Adapted with permission from {F. Cui, Y. Yue, Y. Zhang, Z. Zhang, and H. S. Zhou, “Advancing biosensors with machine learning,” ACS Sens., vol. 5, no. 11, pp. 3346–3364, 2020.}. Copyright {2020} American Chemical Society.

Ethical and Safety Concerns

It is well known that AI has the potential to threaten values such as Autonomy, Privacy, and Safety, which are core values in Medicine. Therefore, in order for AI to promote quality of care and minimize potentially disruptive effects, its deployment must take ethics into account [25]. There is no doubt that nanomaterials can be unsafe for use in humans [26]. With the increasing use of nano-materials in all fields of science, including medicine, the question of their safety becomes more and more pressing.
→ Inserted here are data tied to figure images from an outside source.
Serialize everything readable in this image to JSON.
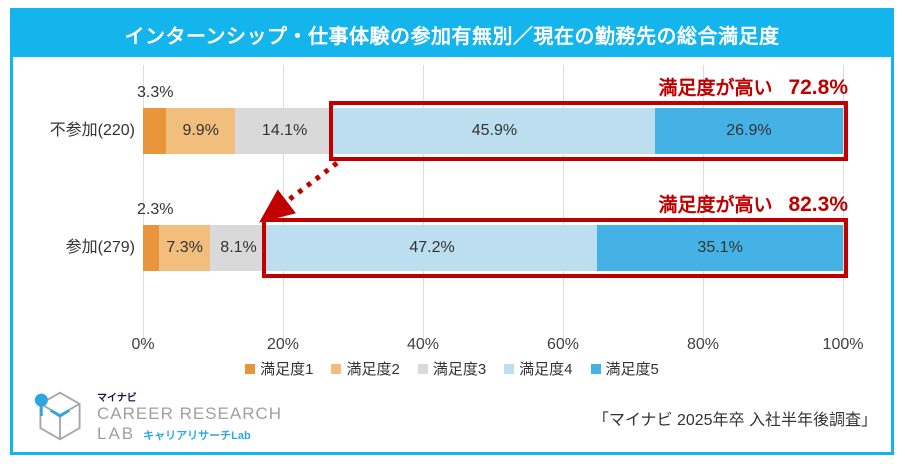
{
  "colors": {
    "accent_cyan": "#14B4EC",
    "highlight_red": "#C00000",
    "grid_gray": "#DCDCDC",
    "text_dark": "#333333"
  },
  "title": "インターンシップ・仕事体験の参加有無別／現在の勤務先の総合満足度",
  "chart_data": {
    "type": "bar",
    "orientation": "horizontal",
    "stacked": true,
    "categories": [
      "不参加(220)",
      "参加(279)"
    ],
    "series": [
      {
        "name": "満足度1",
        "color": "#E8953C",
        "values": [
          3.3,
          2.3
        ]
      },
      {
        "name": "満足度2",
        "color": "#F2BE7E",
        "values": [
          9.9,
          7.3
        ]
      },
      {
        "name": "満足度3",
        "color": "#D9D9D9",
        "values": [
          14.1,
          8.1
        ]
      },
      {
        "name": "満足度4",
        "color": "#BCDEEE",
        "values": [
          45.9,
          47.2
        ]
      },
      {
        "name": "満足度5",
        "color": "#45B2E5",
        "values": [
          26.9,
          35.1
        ]
      }
    ],
    "value_suffix": "%",
    "x_ticks": [
      "0%",
      "20%",
      "40%",
      "60%",
      "80%",
      "100%"
    ],
    "xlim": [
      0,
      100
    ],
    "grid": true,
    "legend_position": "bottom",
    "annotations": [
      {
        "label": "満足度が高い",
        "value": "72.8%",
        "row": 0,
        "boxed_series_start": 3
      },
      {
        "label": "満足度が高い",
        "value": "82.3%",
        "row": 1,
        "boxed_series_start": 3
      }
    ]
  },
  "footer": {
    "logo": {
      "brand_small": "マイナビ",
      "brand_line1": "CAREER RESEARCH",
      "brand_line2": "LAB",
      "brand_sub": "キャリアリサーチLab"
    },
    "source": "「マイナビ 2025年卒 入社半年後調査」"
  }
}
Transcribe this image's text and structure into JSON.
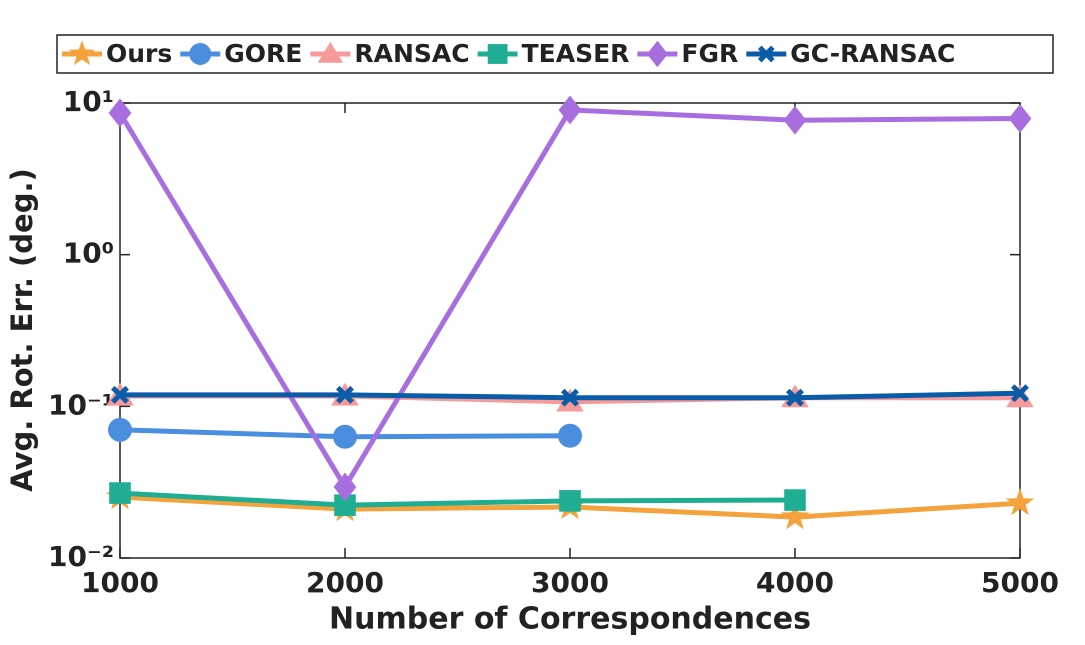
{
  "chart_data": {
    "type": "line",
    "xlabel": "Number of Correspondences",
    "ylabel": "Avg. Rot. Err. (deg.)",
    "x": [
      1000,
      2000,
      3000,
      4000,
      5000
    ],
    "xlim": [
      1000,
      5000
    ],
    "xticks": [
      1000,
      2000,
      3000,
      4000,
      5000
    ],
    "ylim": [
      0.01,
      10
    ],
    "ylog": true,
    "yticks": [
      {
        "value": 0.01,
        "label": "10⁻²"
      },
      {
        "value": 0.1,
        "label": "10⁻¹"
      },
      {
        "value": 1,
        "label": "10⁰"
      },
      {
        "value": 10,
        "label": "10¹"
      }
    ],
    "legend": "top",
    "series": [
      {
        "name": "Ours",
        "color": "#f4a23c",
        "marker": "star",
        "values": [
          0.0252,
          0.021,
          0.0217,
          0.0186,
          0.023
        ]
      },
      {
        "name": "GORE",
        "color": "#4a8fdf",
        "marker": "circle",
        "values": [
          0.07,
          0.063,
          0.064,
          null,
          null
        ]
      },
      {
        "name": "RANSAC",
        "color": "#f79a9a",
        "marker": "triangle",
        "values": [
          0.117,
          0.117,
          0.107,
          0.114,
          0.114
        ]
      },
      {
        "name": "TEASER",
        "color": "#1fae94",
        "marker": "square",
        "values": [
          0.0268,
          0.0223,
          0.0238,
          0.0241,
          null
        ]
      },
      {
        "name": "FGR",
        "color": "#a86ee0",
        "marker": "diamond",
        "values": [
          8.6,
          0.0294,
          9.0,
          7.7,
          7.9
        ]
      },
      {
        "name": "GC-RANSAC",
        "color": "#0a5ca8",
        "marker": "x",
        "values": [
          0.119,
          0.119,
          0.114,
          0.114,
          0.122
        ]
      }
    ]
  }
}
They have multiple benefits, but, like a double edged sword, they carry multiple and sometimes unpredictable and serious risk not only for the patient and the producing workers but for the ecosystem in general [27]. Despite the high feasibility for the economy and the environment, there are some considerations regarding the ethical, human dignity and moral borders on nanotechnology that should be taken into account[28].

Future Outlook

Artificial intelligence has impacted immensely on nanotechnology and its applications in medical diagnosis especially in cancer diagnosis and treatment.  The future remains bright as more research work is being directed into building more sophisticated, intelligent, independent, and accurate medical systems driven by artificial intelligence with machine learning algorithms to run accurate medical diagnosis. This aims to reduce the rate of human errors and improve on early detection of diseases in human beings through advance image analysis and predictive analysis.

Conclusion

Nanotechnology has influenced many changes in medical diagnosis and has been instrumental in modern attempts to improve medical diagnostic accuracies with efficiency.  Despite the many challenges its applications face as a new technology, nanotechnology remains vital to unlocking the potential of advanced medical diagnostics systems to improve healthcare delivery.